Price Matters: Why Valuable Green Products need to be Affordable
For as long as I’ve known of Whole Foods, I’ve heard people joke about their high prices by referring to the chain as “Whole Paycheck.” Although this jest was all too true for the average earner — only those in the upper-echelons of wealth could truly afford to do their grocery shopping there — Whole Foods enjoyed meteoric growth.
Traditionally, Whole Foods customers fell into the LOHAS [Lifestyles of Health and Sustainability] market demographic, which was characterized as an affluent but relatively small target market. Recently though, I heard a Whole Foods radio ad about the thousands of sale items they offer every day, asserting that they were now more budget-friendly than their “Whole Paycheck” reputation. So now, it seems, Whole Foods is positioning their brand to become more mainstream — which would entail getting away from the image of an upscale store that only offers prohibitively-priced goods. I’m glad to see such a move, as it brings a titan of a company more in-line with the new generation of green companies that are built to effect rapid change rather than leverage huge profits. Sustainability is a time sensitive matter; each and every plastic bag, water bottle, and razor cartridge that gets tossed has a concrete adverse impact on the environment, so it’s imperative that more companies prioritize sustainability over profit.

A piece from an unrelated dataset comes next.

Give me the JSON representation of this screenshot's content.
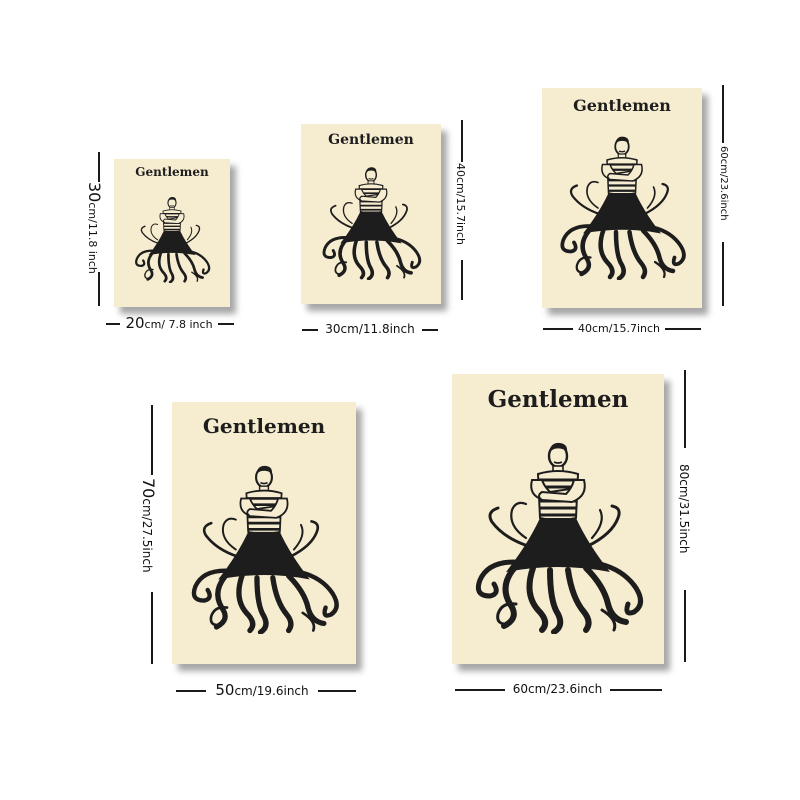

“You get what you pay for” is an idiom that’s thoroughly ingrained in us. With few exceptions, we see a product’s price as representative of the item’s usability, quality, and value. Since launching the Albatross SHAVES the World from Plastic campaign, one of our biggest challenges has been how people perceive our low prices. Seeing our safety razors at a price that significantly undercuts the competition can cause potential customers to think the proposition must be too good to be true. “If it’s as great as you say it is, why is it only $19.99?”. To clear the air: Albatross razors are of the same quality as shavers retailing upwards of $50. The reason for their low price is to make shaving with safety razors affordable and accessible — we’re more interested in stemming plastic waste than profiting from dishonestly high margins.
In essence: we’re completely content to make less money if it means expediting a reduction in plastic waste. This emphasis on global value is the new face of Green products and transforms the space into one that demands Valuable Green products. Valuable Green products must be accompanied by affordable prices, because the key rate-limiting factor in a product’s transformative power is the breadth of its adoption. Affordable products are accessible and can thus proliferate and effect change at a much faster rate. A great example of this is in Tesla’s electric vehicles. The Model S costs upwards of $130,000 and Tesla sold about 50,000 in all of 2015. Then, Tesla announced the ~$35,000 Model 3, which saw 180,000 pre-orders on the very first day.

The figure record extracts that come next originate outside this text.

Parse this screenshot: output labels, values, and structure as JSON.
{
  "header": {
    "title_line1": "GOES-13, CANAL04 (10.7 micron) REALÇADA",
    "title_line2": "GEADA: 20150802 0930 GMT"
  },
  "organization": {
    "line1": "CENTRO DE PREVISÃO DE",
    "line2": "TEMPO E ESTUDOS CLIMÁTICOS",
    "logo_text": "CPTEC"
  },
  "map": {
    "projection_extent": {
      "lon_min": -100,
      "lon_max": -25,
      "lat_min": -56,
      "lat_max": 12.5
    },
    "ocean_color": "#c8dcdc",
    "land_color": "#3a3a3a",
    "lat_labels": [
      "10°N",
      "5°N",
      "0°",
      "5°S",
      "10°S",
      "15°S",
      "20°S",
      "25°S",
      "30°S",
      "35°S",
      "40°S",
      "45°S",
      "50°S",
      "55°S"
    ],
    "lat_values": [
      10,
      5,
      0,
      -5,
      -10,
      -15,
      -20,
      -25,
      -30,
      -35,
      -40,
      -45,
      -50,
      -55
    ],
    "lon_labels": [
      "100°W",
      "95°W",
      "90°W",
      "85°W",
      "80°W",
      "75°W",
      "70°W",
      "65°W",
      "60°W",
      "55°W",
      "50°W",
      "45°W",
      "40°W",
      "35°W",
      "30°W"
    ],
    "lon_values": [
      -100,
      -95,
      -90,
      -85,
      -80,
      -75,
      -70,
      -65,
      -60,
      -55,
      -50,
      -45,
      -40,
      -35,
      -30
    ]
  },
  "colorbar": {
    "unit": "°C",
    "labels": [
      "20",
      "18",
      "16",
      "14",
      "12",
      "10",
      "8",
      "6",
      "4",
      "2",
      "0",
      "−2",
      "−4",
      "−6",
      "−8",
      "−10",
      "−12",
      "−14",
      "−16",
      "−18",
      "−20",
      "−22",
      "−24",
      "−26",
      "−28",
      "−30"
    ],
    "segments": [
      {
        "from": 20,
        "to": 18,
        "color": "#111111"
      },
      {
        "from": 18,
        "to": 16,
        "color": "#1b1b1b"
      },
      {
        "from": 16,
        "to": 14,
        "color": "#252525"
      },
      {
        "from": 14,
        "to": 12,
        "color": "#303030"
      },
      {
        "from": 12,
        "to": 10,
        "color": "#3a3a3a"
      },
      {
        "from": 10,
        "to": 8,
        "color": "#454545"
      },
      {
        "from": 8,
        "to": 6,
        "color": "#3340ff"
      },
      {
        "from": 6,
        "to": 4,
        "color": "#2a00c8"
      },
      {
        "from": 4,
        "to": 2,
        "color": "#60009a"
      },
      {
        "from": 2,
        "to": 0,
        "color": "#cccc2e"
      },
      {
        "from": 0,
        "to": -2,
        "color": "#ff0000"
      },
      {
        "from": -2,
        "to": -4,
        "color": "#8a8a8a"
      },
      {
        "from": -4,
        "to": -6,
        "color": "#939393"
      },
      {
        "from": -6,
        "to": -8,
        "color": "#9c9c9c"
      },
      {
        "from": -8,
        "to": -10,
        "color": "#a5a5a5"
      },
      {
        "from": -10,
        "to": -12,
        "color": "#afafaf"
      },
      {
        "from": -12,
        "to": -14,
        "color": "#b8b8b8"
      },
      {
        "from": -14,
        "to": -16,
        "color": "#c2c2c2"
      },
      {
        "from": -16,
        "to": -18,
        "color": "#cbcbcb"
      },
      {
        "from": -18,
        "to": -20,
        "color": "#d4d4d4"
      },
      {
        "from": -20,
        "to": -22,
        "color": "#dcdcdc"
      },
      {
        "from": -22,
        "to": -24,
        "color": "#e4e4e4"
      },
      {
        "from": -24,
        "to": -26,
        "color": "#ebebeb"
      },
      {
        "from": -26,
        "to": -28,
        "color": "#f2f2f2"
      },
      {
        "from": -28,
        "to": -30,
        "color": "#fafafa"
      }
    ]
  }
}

Price matters. For green products to add value to society they must be affordable. They must diverge from the traditional approach in which every dime is squeezed from the proverbial orange. The trend is catching on though. As we enter the future, low prices for quality goods must become the norm as companies seek to act faithfully on visions that extend beyond business. Our goal is to make double edged safety razors mainstream in order to see our goal of plastic free shaving come to fruition. We see that the path to achieve this begins with a low price.